The regulatory requirements are a red herring, they have to be met. How the AMO meets those requirements is set up in the MCM.

You could be compliant iaw the requisite cars, but you can be non-compliant under your mcm.

Simply reading the car and coming to the conclusion that anybody can put the defect in the book can be an erroneous conclusion.

There is a CAR that says you have to have an mcm and operate in accordance with it. Defect reporting and recording is the bread and butter of the MCM, the controlled reporting and recording of defects is a big part of the text within the MCM, it establishes the base for the control the manual is intended to implement... you have to do what the MCM says, and if you want to change it, or operate outside of it,there is a process.

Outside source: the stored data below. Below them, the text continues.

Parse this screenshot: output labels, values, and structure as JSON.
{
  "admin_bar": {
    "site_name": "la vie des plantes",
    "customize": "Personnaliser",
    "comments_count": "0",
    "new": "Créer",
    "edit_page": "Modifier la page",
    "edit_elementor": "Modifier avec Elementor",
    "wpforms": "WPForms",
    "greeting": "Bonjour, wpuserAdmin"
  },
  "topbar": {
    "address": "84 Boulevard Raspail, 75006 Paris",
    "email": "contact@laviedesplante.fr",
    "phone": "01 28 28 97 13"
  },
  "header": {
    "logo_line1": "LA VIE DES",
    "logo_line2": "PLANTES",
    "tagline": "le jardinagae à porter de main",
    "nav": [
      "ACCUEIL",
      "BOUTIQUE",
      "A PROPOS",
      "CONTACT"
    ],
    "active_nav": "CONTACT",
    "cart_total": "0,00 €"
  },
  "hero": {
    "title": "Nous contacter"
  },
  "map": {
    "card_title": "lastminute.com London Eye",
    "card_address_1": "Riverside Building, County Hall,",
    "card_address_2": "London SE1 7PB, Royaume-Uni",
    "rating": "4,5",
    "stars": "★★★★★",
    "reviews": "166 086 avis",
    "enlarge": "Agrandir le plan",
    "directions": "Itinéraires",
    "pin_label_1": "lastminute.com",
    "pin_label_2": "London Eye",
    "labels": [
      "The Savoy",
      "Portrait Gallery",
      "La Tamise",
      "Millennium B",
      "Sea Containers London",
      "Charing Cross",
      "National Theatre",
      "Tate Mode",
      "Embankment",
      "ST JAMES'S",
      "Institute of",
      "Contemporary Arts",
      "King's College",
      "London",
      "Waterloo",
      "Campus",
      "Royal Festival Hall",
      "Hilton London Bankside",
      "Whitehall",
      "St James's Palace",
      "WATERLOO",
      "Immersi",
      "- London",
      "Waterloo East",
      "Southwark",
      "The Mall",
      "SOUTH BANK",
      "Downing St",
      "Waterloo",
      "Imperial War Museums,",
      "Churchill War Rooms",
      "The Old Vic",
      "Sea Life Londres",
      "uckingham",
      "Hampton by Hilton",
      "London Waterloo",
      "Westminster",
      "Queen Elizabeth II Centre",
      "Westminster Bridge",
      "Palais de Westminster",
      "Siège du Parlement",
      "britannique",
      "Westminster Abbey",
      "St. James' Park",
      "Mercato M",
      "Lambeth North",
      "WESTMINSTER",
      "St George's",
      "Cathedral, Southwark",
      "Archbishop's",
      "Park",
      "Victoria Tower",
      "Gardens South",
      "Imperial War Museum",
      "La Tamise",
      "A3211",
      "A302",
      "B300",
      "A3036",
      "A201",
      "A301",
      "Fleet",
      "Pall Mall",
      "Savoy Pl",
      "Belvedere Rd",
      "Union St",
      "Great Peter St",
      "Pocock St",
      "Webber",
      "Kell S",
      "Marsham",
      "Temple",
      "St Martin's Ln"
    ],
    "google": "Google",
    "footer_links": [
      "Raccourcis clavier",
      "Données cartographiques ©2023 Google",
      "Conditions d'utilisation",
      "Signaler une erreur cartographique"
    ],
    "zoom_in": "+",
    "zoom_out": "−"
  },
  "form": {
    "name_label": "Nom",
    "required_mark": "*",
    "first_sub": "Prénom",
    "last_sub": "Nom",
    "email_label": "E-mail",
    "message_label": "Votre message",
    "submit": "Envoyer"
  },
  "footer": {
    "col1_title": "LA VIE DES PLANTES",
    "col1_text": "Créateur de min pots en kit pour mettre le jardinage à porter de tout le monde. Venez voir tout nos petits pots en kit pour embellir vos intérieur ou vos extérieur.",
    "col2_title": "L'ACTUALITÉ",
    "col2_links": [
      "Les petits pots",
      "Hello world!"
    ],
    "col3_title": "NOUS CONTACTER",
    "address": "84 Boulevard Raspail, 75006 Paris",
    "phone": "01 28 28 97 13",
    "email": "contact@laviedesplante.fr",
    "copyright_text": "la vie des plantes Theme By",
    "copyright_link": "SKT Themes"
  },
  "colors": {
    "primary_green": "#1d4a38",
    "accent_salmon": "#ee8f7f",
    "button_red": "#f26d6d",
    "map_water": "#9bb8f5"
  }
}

By complying with the car in a method that is not put forth in your MCM you are in violation, period end of sentence. You have to operate under the procedures outlined in your MCM, and if it contradicts the CARs the solution isnt to disregard the problem and have somebody put the defect in the log, it is to generate a finding outlining the contradiction and propose an amendment to the text in the MCM.

THe mcms I am familiar with for the most part state that in flight defects are to be entered by the pilot in command immediately, or as soon as practicable but definitely before the next flight. I feel as if this is the standard nomenclature for the procedure.

Your MCM will tell you what to do.

Im not disregarding the CAR and discussion over the semantics is important, but it is equally as important to be operating within the parameters set forth by your MCM. If you want to diverge, or have to diverge, you definitely need to make a finding.

Im not pulling this out of my rear either. Transport Canada is looking specifically for your compliance with your own procedures, that is why quality assurance has become an essential part of the AMO and it is super important to use your quality assurance program to record and monitor these types of happenings, its nothing to be afraid of, it's how the system is supposed to work.